Lon Capa only wants a less than three digit answer, and it keeps saying that it's wrong. I've tried -56 m, 56 m, -57 m, and 57 m. Please help.

2. Nov 4, 2015

### SteamKing

Staff Emeritus
Everything seems OK to this point.
What's the deal with the velocities here?
What is the vertical velocity of the football when it reaches its max. height above the ground?

Hint: It's not double its initial upward velocity. And why is the vertical velocity negative?
Be careful with signs. Generally, a positive vertical distance means the ball is traveling above the ground.

Who is Lon Capa? Is he someone who hangs around your school?

3. Nov 4, 2015

### Olivia Carey

I used the Voy that I got from the first equation, and then set Vy = -(Voy). But maybe that was wrong because I'm not looking for the final velocity of the motion, I'm looking for the velocity of the football at the max point? (is that what you were trying to say?) And the velocity at the max point is 0 m/s, correct?

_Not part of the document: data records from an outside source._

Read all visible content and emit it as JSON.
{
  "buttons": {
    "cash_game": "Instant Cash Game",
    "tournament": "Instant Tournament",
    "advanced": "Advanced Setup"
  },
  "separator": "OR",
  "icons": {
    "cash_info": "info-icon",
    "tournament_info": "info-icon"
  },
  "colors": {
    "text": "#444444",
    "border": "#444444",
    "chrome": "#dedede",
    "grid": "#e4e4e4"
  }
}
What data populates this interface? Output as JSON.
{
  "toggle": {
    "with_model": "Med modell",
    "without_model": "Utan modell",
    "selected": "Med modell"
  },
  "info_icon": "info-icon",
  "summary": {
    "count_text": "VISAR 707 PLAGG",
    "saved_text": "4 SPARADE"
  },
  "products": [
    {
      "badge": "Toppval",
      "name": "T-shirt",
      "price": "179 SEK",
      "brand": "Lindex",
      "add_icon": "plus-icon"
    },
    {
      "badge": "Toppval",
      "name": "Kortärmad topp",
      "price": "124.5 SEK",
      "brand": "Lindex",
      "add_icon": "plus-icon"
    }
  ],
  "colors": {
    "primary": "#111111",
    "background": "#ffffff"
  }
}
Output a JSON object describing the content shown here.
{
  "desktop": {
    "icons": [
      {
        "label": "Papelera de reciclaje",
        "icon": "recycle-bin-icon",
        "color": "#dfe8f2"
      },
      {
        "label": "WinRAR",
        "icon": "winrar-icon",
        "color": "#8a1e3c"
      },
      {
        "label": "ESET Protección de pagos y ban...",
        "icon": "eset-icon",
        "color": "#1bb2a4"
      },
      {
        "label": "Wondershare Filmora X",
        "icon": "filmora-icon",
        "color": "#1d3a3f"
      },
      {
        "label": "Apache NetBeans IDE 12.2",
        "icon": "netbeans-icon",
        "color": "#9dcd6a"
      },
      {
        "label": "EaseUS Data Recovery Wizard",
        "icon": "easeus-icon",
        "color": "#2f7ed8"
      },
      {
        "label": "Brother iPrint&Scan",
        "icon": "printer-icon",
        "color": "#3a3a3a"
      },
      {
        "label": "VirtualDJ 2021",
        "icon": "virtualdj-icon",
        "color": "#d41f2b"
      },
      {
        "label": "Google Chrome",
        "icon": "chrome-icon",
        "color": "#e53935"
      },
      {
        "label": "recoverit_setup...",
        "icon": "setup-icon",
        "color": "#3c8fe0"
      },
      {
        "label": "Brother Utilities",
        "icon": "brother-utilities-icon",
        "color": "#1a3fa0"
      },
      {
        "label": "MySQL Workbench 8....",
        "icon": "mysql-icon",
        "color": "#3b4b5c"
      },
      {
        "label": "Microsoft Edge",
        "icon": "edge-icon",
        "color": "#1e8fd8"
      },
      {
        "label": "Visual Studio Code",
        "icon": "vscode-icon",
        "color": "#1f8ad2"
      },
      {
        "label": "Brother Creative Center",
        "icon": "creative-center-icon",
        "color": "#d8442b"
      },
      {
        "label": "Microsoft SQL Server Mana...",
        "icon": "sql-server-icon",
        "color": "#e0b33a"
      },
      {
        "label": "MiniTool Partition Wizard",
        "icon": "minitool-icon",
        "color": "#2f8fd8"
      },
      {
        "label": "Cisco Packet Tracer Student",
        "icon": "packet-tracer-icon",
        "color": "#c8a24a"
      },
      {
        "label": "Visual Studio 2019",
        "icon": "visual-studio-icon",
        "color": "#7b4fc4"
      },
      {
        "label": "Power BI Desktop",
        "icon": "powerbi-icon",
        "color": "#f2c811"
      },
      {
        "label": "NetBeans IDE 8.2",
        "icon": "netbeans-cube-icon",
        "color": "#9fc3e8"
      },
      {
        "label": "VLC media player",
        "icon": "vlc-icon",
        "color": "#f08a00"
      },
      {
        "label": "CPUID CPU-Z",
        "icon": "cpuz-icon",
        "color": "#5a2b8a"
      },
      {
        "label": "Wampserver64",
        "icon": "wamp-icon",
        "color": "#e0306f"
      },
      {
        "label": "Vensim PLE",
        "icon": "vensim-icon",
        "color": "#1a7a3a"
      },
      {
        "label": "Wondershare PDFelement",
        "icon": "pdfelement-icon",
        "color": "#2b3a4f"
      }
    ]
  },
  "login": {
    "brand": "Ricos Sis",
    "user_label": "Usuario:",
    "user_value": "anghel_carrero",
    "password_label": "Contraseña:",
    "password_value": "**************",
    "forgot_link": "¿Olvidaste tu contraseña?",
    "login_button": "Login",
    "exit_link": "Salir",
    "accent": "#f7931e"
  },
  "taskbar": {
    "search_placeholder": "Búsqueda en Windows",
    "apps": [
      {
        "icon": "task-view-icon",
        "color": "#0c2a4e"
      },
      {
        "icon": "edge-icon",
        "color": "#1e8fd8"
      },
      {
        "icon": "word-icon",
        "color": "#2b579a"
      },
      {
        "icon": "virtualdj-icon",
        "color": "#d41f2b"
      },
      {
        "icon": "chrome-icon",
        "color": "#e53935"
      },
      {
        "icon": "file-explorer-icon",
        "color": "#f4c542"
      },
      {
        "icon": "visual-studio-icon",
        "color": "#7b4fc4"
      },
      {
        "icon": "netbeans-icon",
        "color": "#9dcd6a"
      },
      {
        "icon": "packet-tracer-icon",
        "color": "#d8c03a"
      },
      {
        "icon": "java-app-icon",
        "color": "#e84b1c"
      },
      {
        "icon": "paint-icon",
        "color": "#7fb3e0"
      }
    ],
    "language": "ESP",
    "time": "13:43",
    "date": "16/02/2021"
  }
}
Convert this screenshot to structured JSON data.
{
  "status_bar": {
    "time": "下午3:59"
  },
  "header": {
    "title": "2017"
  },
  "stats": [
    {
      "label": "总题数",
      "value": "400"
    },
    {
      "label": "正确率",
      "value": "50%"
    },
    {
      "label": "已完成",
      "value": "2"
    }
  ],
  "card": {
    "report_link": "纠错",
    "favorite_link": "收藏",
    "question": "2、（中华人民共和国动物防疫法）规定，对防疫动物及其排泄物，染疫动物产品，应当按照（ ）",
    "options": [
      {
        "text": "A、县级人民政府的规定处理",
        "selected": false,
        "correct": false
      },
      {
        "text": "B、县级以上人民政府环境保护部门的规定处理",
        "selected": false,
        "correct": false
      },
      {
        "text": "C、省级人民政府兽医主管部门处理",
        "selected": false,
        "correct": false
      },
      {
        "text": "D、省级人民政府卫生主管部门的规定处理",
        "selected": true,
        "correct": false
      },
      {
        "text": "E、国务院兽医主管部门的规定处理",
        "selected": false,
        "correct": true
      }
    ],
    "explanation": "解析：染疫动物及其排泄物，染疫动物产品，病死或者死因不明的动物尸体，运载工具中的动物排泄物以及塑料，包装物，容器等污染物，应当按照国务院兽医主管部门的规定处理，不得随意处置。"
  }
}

Lon Capa is a website that my AP Physics teacher uses to give us homework through. You answer the question by typing the answer into a box, and you get about 8 tries. When the box goes green, you're correct, but when it goes red, you're incorrect.

4. Nov 4, 2015

### SteamKing

Staff Emeritus
Yes, the vertical velocity of the ball is zero when it reaches max. height.

Adjust your velocity calculations to obtain the correct time it takes the ball to go from the kicking tee to this height.

5. Nov 4, 2015

### Olivia Carey

I did go back and set Vy = 0 m/s instead of -16.68 m/s in the second equation, and doing that, I got y to eventually equal 14. I entered the answer into Lon Capa and got it right!

There is another part to the question, if you wouldn't mind helping with it.

If the hang time of the ball (total time in the air) is 6.5 seconds, find how far the football goes.

I tried to use x = Vox(t)

Vox = 21.36 (which I found using Vox = Vo(cosine of theta), Vox = 27.1(sin38), Vox = 21.36)
x = 21.36(6.5)
x = 138

When I entered this into Lon Capa, it said it was wrong because the number was too high.

6. Nov 4, 2015

### SteamKing

Staff Emeritus
You've got one typo in your formula for Vox:

Vox = 27.1 * cos 38 = 21.36 m/s

Your arithmetic is correct in finding the distance the ball travels at this horizontal velocity if the total hang time is 6.5 sec. A more reasonable number is about 4.5 sec.

However, since the ball only took about 1.7 sec to reach max. height, it's not clear why the total hang time is almost four times this duration.
You should confirm the total hang time for the ball.

BTW, in actual football play, a hang time of 6.5 sec is almost unheard of, unless Superman is your kicker.

A kicker who is able to kick a football almost the length of a football field and a half would find most stadiums very confining.